Imputation strategies for missing labels — useful when part of the population has unknown outcomes (reject inference, holdout groups, etc.).

KNNLabelImputer

KNNLabelImputer(
    n_neighbors: int = 10,
    metric: str = "minkowski",
    method: str = "weighted",
    cutoff: float = 0.5,
    seed: int = 42,
)

Bases: BaseEstimator

KNN-based label imputation for missing-outcome records.

Finds k nearest labeled neighbours in feature space for each unlabeled record.
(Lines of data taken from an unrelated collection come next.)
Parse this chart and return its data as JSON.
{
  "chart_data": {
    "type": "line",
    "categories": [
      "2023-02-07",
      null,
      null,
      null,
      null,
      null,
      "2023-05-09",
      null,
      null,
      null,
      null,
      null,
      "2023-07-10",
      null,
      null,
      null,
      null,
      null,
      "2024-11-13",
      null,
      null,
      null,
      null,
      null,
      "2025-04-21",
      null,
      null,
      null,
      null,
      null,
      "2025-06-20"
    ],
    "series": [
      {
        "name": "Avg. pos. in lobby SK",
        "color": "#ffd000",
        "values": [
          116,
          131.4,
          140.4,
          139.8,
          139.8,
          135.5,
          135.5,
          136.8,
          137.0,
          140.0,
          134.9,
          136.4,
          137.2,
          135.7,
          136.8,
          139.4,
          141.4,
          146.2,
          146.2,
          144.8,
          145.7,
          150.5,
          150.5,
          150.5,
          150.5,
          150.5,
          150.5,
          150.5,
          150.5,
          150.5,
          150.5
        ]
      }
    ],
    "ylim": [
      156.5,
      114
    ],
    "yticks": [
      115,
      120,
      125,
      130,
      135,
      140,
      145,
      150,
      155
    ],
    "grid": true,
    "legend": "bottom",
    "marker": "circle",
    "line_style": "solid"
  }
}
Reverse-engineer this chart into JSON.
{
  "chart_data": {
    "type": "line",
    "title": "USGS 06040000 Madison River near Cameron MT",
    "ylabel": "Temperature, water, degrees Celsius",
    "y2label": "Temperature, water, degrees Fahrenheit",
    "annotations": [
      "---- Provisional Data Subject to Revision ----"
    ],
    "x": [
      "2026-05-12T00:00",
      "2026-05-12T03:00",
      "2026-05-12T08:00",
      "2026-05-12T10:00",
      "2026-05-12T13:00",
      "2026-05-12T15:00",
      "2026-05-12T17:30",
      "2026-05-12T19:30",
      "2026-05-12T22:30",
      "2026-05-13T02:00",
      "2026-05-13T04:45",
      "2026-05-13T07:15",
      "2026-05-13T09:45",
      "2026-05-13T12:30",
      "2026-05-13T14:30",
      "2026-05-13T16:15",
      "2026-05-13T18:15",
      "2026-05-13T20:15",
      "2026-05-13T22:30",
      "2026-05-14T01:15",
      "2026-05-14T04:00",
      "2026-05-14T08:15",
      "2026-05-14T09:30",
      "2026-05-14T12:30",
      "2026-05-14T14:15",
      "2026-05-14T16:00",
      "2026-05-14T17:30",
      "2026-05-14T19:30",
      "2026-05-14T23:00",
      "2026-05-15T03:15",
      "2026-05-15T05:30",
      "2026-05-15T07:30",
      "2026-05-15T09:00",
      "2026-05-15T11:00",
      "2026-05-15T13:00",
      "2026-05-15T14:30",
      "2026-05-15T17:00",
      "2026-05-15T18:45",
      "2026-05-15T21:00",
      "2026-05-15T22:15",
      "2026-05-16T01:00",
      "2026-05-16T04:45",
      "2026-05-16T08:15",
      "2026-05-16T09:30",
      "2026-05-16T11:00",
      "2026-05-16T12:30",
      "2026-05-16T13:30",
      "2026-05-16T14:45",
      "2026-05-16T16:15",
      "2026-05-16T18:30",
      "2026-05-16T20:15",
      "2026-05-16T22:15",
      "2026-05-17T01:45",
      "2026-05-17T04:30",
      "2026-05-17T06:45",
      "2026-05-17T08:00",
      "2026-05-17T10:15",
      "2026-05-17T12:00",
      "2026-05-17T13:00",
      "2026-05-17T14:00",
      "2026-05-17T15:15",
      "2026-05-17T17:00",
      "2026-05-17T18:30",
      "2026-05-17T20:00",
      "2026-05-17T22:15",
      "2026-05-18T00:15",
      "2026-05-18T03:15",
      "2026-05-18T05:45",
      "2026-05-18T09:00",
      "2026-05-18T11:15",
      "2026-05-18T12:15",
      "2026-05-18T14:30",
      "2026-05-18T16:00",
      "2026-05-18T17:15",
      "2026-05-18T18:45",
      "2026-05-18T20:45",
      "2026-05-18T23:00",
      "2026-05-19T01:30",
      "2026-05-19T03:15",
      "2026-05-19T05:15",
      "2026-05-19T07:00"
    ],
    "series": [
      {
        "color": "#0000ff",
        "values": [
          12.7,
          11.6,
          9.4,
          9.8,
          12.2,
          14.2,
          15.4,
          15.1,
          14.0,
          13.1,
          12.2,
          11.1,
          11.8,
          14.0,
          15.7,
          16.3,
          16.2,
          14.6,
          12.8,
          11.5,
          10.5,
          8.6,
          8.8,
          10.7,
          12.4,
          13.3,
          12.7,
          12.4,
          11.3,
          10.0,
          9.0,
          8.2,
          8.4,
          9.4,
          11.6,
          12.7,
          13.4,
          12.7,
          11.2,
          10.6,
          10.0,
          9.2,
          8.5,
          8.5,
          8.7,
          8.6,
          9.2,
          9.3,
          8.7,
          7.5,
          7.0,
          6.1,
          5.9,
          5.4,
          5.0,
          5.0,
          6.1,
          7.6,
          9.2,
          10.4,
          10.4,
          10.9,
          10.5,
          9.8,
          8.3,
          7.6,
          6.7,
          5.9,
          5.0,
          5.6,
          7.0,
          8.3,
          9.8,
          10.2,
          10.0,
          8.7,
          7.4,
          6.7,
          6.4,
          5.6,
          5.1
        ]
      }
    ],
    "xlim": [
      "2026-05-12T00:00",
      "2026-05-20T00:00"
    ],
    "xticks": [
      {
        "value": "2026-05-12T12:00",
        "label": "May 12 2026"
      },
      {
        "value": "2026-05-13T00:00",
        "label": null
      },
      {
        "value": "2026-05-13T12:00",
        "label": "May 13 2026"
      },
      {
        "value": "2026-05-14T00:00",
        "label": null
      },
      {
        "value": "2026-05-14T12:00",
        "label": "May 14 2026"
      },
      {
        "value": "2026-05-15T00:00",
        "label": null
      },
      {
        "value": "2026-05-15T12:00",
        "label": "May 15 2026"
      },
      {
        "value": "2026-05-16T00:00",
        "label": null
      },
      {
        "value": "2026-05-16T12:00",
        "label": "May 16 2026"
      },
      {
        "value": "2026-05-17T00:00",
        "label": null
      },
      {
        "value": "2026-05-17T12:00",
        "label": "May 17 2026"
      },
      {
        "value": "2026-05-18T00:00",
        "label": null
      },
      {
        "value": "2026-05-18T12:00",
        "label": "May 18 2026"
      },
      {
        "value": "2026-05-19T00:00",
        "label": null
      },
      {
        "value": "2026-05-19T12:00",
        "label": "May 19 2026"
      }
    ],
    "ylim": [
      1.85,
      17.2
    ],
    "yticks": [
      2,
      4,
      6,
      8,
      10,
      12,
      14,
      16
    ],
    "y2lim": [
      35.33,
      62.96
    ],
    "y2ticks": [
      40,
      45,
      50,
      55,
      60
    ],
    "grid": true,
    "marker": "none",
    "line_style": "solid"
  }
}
Distance-weighted average of neighbour labels gives P(event). transform() converts these probabilities to training rows via TargetImputer.

Parameters:

Name Type Description Default
n_neighbors int

Number of nearest neighbours.

10
metric str

Distance metric (any sklearn-compatible string).

'minkowski'
method str

Passed to TargetImputer — how probabilities become rows.

'weighted'
cutoff float

Threshold for method="cutoff".

0.5
seed int

Random seed for method="randomized".

42

Attributes:

Name Type Description
nn_

Fitted NearestNeighbors instance.

y_

Labeled target array.

weights_

Sample weights for labeled records.

Source code in datasci_toolkit/label_imputation.py
def __init__(
    self,
    n_neighbors: int = 10,
    metric: str = "minkowski",
    method: str = "weighted",
    cutoff: float = 0.5,
    seed: int = 42,
) -> None:
    self.n_neighbors = n_neighbors
    self.metric = metric
    self.method = method
    self.cutoff = cutoff
    self.seed = seed

TargetImputer

TargetImputer(
    method: str = "weighted",
    cutoff: float = 0.5,
    seed: int = 42,
)

Bases: BaseEstimator

Converts predicted probabilities into training rows.

Parameters:

Name Type Description Default
method str

"weighted" duplicates each row into (target=1, w=p) + (target=0, w=1-p); "randomized" draws a Bernoulli sample; "cutoff" applies a hard threshold.

'weighted'
cutoff float

Threshold used when method="cutoff".

0.5
seed int

Random seed for method="randomized".

42

Attributes:

Name Type Description
proba_

Probability array stored after fit.

weights_

Sample weight array stored after fit.

Source code in datasci_toolkit/label_imputation.py
def __init__(
    self,
    method: str = "weighted",
    cutoff: float = 0.5,
    seed: int = 42,
) -> None:
    self.method = method
    self.cutoff = cutoff
    self.seed = seed